Air Berlin hat schon lange negatives Eigenkapital ausgewiesen. Um die Bilanz etwas aufzuhübschen, wurde in der Vergangenheit Fremd- in Eigenkapital umgewandelt. Dies hat zwar zu einer vorübergehenden kosmetisch bearbeiteten Bilanz geführt. Allerdings zeigt sich: Bilanzkosmetik hilft dabei, die wahre Vermögenslage in diesem Fall besser darzustellen. Allerdings ist durch die Umwandlung kein Kapital ins Unternehmen geflossen.
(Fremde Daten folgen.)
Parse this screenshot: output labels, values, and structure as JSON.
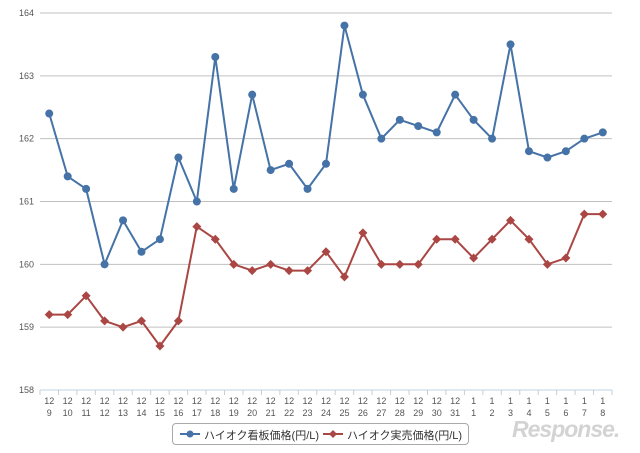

Ohne Ethihad wäre dem Unternehmen vermutlich schon längst die Puste ausgegangen.

Offenbar wurden seitens Air Berlin auch geleaste Jets weiterverleast: Dies führt kurzfristig zwar zu einem geringeren Verlust – je nach ausgehandelten Leasingraten. Langfristig ist dies aber nicht das Geschäftsmodell des Unternehmens. Man bedenke: Pro Stunde werden ungefähr 135.000 EUR verbrannt. Das macht 2.250 EUR pro Minute. Unglaublich. Wie kann so etwas passieren? In den vergangenen Jahren wurde nicht nur eine Menge Geld verbrannt, sondern auch Konzernchefs. In den vergangenen sieben Jahren haben sich fünf Konzernchefs an dem Unternehmen versucht. Dadurch kam es unter anderem auch zu ständigen Strategie-Wechseln des Unternehmens.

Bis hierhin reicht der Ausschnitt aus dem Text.